DECLARAÇÃO DE AMOR DE LULA A MALUF
Délcio Vieira Salomon
A declaração recíproca de amor político entre Lula e Maluf tem levado a muitas análises e reflexões.
Houve quem chegou a ponto de alistar alguns intelectuais de esquerda petistas para lhes indagar, á guisa de entrevista, como estariam reagindo (ver Folha de São Paulo de 06.07.2012). O desconforto foi geral. Alguns chegaram a escamotear suas convicções ideológicas para tentar justificar o comportamento de Lula, apelando para o velho chavão: em política vale tudo, quando o objetivo é alcançar o poder.
Não me cabe perscrutar se a iniciativa foi só de Lula ou dele junto com os próceres do PT. Se foi só de Lula e todo o PT o apoiou, dá na mesma. De Lula tudo se pode esperar. Seu comportamento político tem mostrado tratar-se de um ser aético, amoral, que se julga acima do bem e do mal.
A mim me parece que o fato é revelador de que nunca tivemos legítima democracia ou de que nossa democracia está doente.
Quando Maluf declarou que não há mais direita, nem esquerda, no fundo acenou para o fato de que não existe mais no Brasil autêntica democracia, pois o choque ideológico que caracteriza os opostos num regime legitimamente democrático há muito já não existe no Brasil.
Talvez, se procurarmos a origem da falácia democrática em nosso país, vamos deparar com um dos fatores geradores no golpe militar de 64, não só porque coroou o revanchismo vindo do tempo do lacerdismo em oposição ao getulismo, como também (ou sobretudo) porque, através de sua ação, Golbery sugeriu a Lula a criação do PT, para acabar com a dicotomia esquerda - direita.
Lula, certa vez (como me lembro!), pouco depois de fundado o PT, declarou que nada tinha de socialista, muito menos de marxista, que seu projeto político era o sindicalismo.
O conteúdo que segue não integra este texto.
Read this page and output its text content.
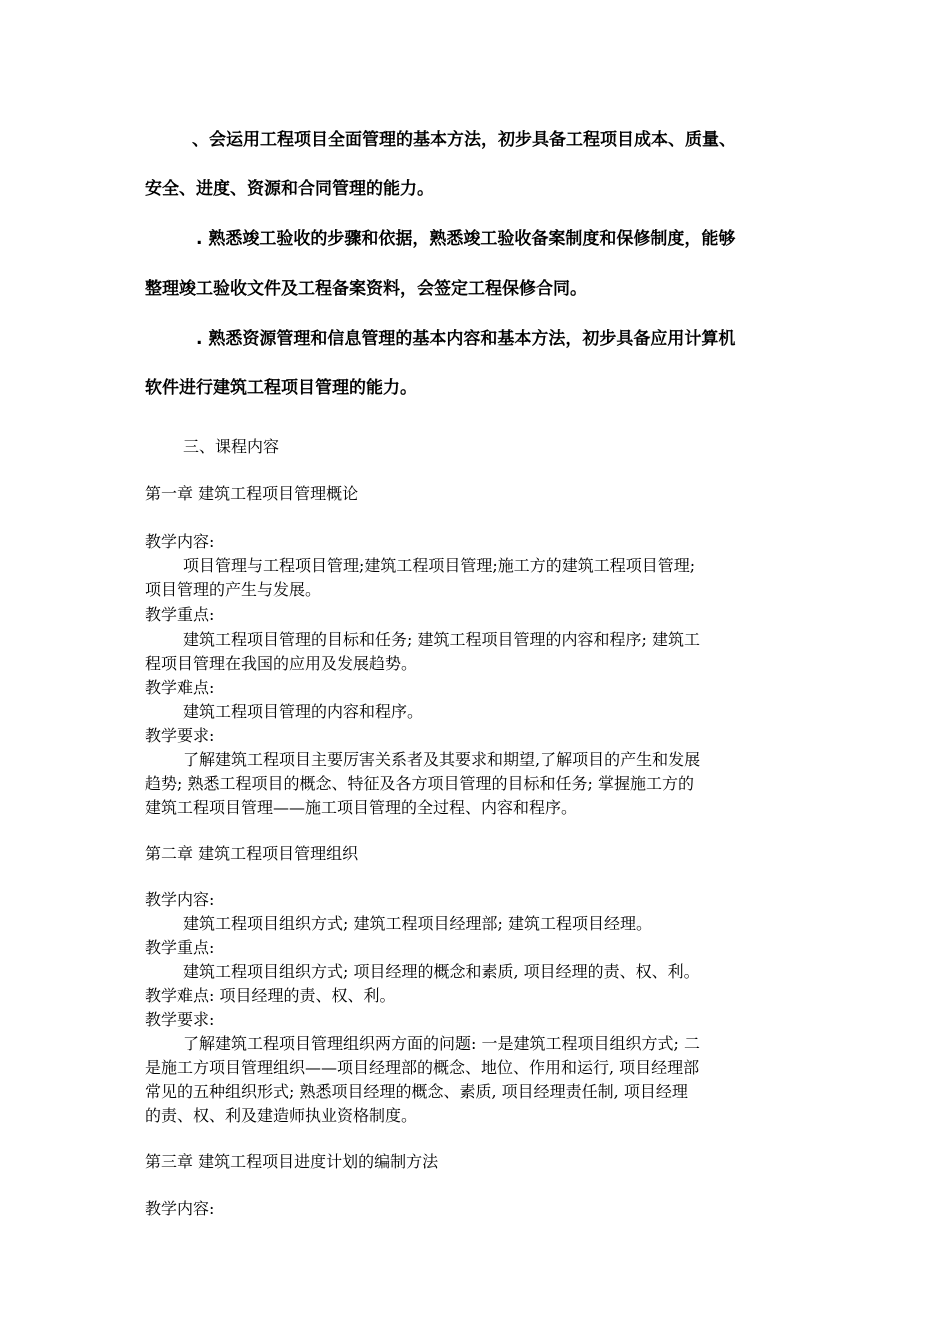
、会运用工程项目全面管理的基本方法，初步具备工程项目成本、质量、
安全、进度、资源和合同管理的能力。
. 熟悉竣工验收的步骤和依据，熟悉竣工验收备案制度和保修制度，能够
整理竣工验收文件及工程备案资料，会签定工程保修合同。
. 熟悉资源管理和信息管理的基本内容和基本方法，初步具备应用计算机
软件进行建筑工程项目管理的能力。
三、课程内容
第一章 建筑工程项目管理概论
教学内容:
项目管理与工程项目管理;建筑工程项目管理;施工方的建筑工程项目管理;
项目管理的产生与发展。
教学重点:
建筑工程项目管理的目标和任务; 建筑工程项目管理的内容和程序; 建筑工
程项目管理在我国的应用及发展趋势。
教学难点:
建筑工程项目管理的内容和程序。
教学要求:
了解建筑工程项目主要厉害关系者及其要求和期望,了解项目的产生和发展
趋势; 熟悉工程项目的概念、特征及各方项目管理的目标和任务; 掌握施工方的
建筑工程项目管理——施工项目管理的全过程、内容和程序。
第二章 建筑工程项目管理组织
教学内容:
建筑工程项目组织方式; 建筑工程项目经理部; 建筑工程项目经理。
教学重点:
建筑工程项目组织方式; 项目经理的概念和素质, 项目经理的责、权、利。
教学难点: 项目经理的责、权、利。
教学要求:
了解建筑工程项目管理组织两方面的问题: 一是建筑工程项目组织方式; 二
是施工方项目管理组织——项目经理部的概念、地位、作用和运行, 项目经理部
常见的五种组织形式; 熟悉项目经理的概念、素质, 项目经理责任制, 项目经理
的责、权、利及建造师执业资格制度。
第三章 建筑工程项目进度计划的编制方法
教学内容:
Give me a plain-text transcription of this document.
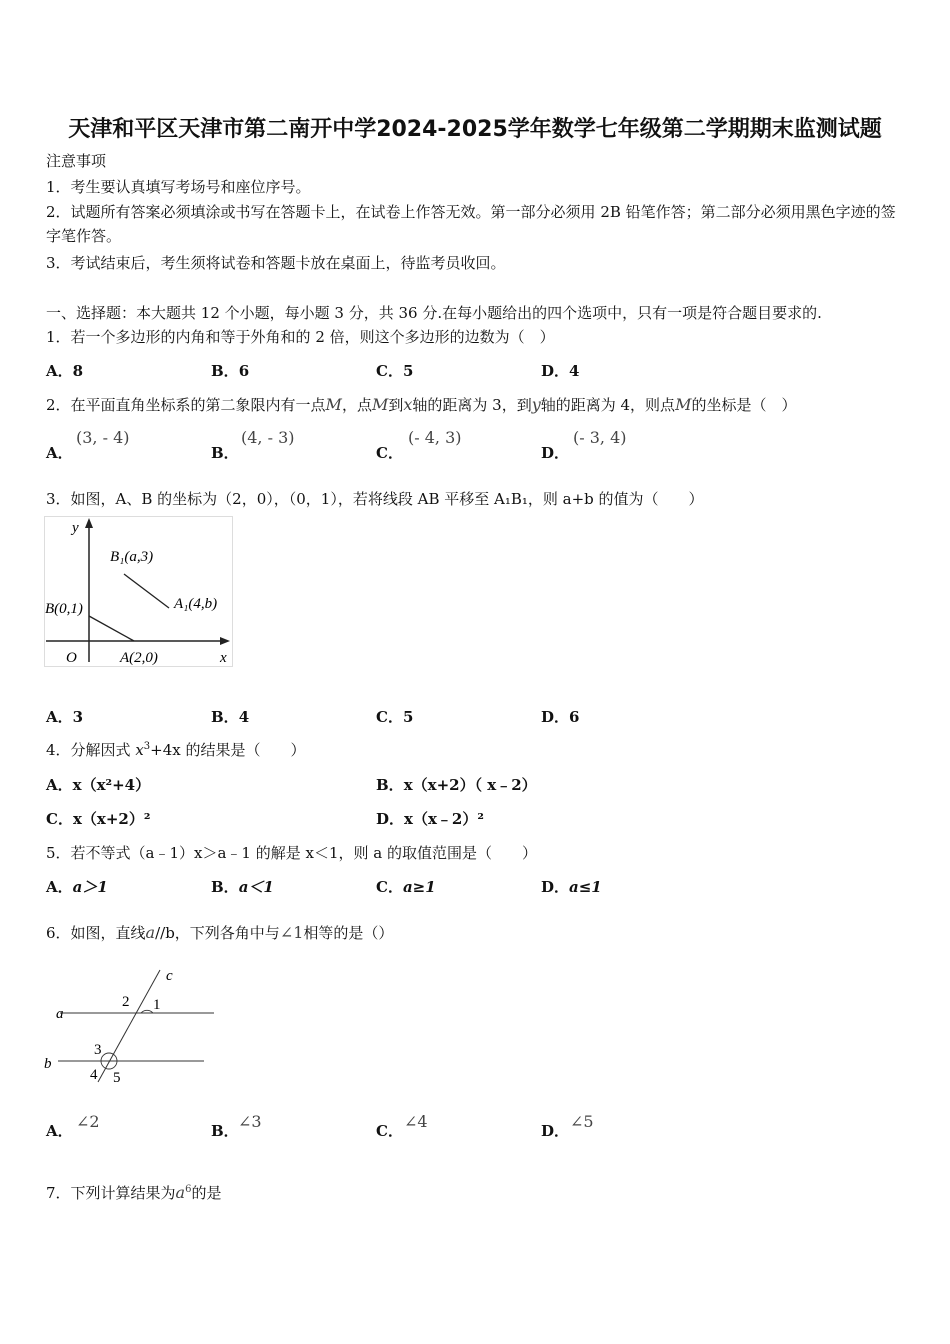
天津和平区天津市第二南开中学2024-2025学年数学七年级第二学期期末监测试题
注意事项
1．考生要认真填写考场号和座位序号。
2．试题所有答案必须填涂或书写在答题卡上，在试卷上作答无效。第一部分必须用 2B 铅笔作答；第二部分必须用黑色字迹的签字笔作答。
3．考试结束后，考生须将试卷和答题卡放在桌面上，待监考员收回。
一、选择题：本大题共 12 个小题，每小题 3 分，共 36 分.在每小题给出的四个选项中，只有一项是符合题目要求的.
1．若一个多边形的内角和等于外角和的 2 倍，则这个多边形的边数为（　）
A．8	B．6	C．5	D．4
2．在平面直角坐标系的第二象限内有一点M，点M到x轴的距离为 3，到y轴的距离为 4，则点M的坐标是（　）
A．
(3, - 4)
B．
(4, - 3)
C．
(- 4, 3)
D．
(- 3, 4)
3．如图，A、B 的坐标为（2，0），（0，1），若将线段 AB 平移至 A₁B₁，则 a+b 的值为（　　）
y
x
O
B₁(a,3)
A₁(4,b)
B(0,1)
A(2,0)
A．3	B．4	C．5	D．6
4．分解因式 $x^3+4x$ 的结果是（　　）
A．x（x²+4）	B．x（x+2）（ x﹣2）
C．x（x+2）²	D．x（x﹣2）²
5．若不等式（a﹣1）x＞a﹣1 的解是 x＜1，则 a 的取值范围是（　　）
A．a＞1	B．a＜1	C．a≥1	D．a≤1
6．如图，直线a//b，下列各角中与∠1相等的是（）
c
a
b
1
2
3
4 5
A． ∠2	B． ∠3	C． ∠4	D． ∠5
7．下列计算结果为$a^6$的是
Afinal, foi sincero, pois jamais teve condição ou capacidade de entender o significado desses sistemas políticos e filosóficos.
Análise não superficial (o que obviamente não é propósito aqui e agora), por certo revelaria o motivo de muitos ficarem surpresos com a aliança do PT (aparentemente e só aparentemente de esquerda) com o PP de Maluf – a expressão mais forte do reacionarismo da direita.
Anos atrás, Lula não só se aliou, como enalteceu esta figura nefasta à república chamada Sarney. Depois de anos seguidos de criticá-lo, veio a público para abraçá-lo, só faltando beijá-lo na boca, deixando este gesto para a ministra petista, então senadora, Ideli Salvatti.
No fundo e infelizmente o ecletismo político tem sido traço marcante de nossa democracia nas últimas décadas e se agravou com a tomada do poder pelo PT.
Tal constatação me reporta a texto de Henry Lefebvre, quando se referiu a determinada situação política na França. Merece ser lembrado, pois sua observação é bem atual, sobretudo para o momento político brasileiro:
“Essa ideia do compromisso eclético impeliu politicamente a democracia para a crise que iria causar sua perda. A esperança de compromisso entre o fascismo e a democracia - a segunda intenção de misturar certos aspectos do fascismo com certos princípios da democracia - foi, no plano ideológico e filosófico, uma razão da não-resistência à Alemanha hitlerista por parte de muitos democratas amantes do ecletismo político! “(LEFEBVRE, Lógica formal – lógica dialética. 1975, p. 229).
‘Mutatis mutandis’ estas palavras servem de reflexão quando deparamos com este ecletismo ideológico e político no poder, na conjuntura atual brasileira: socialismo com social-democracia com neoliberalismo - esquerda com direita – PT com PP e tantas alianças a revelar falta de princípio e de formação para exercício do cargo de nossos políticos.
Por isso é que disse no início: não temos legítima democracia ou nossa democracia está doente.
Temo que a perdurar tal estado de coisa, agravado pela corrupçpão de nossos políticos e a malversação do dinheiro público – ou seja, a continuar este “zeitgeist” político – estamos caminhando celeremente para outro golpe militar.
Oxalá, ao invés de golpe militar, surgissem neste país autênticos líderes para provocar a tão necessária “revolução branca”, a nos livrar daquela que ainda não tivemos e grandes países por ela já passaram: a legítima revolução, a sangrenta!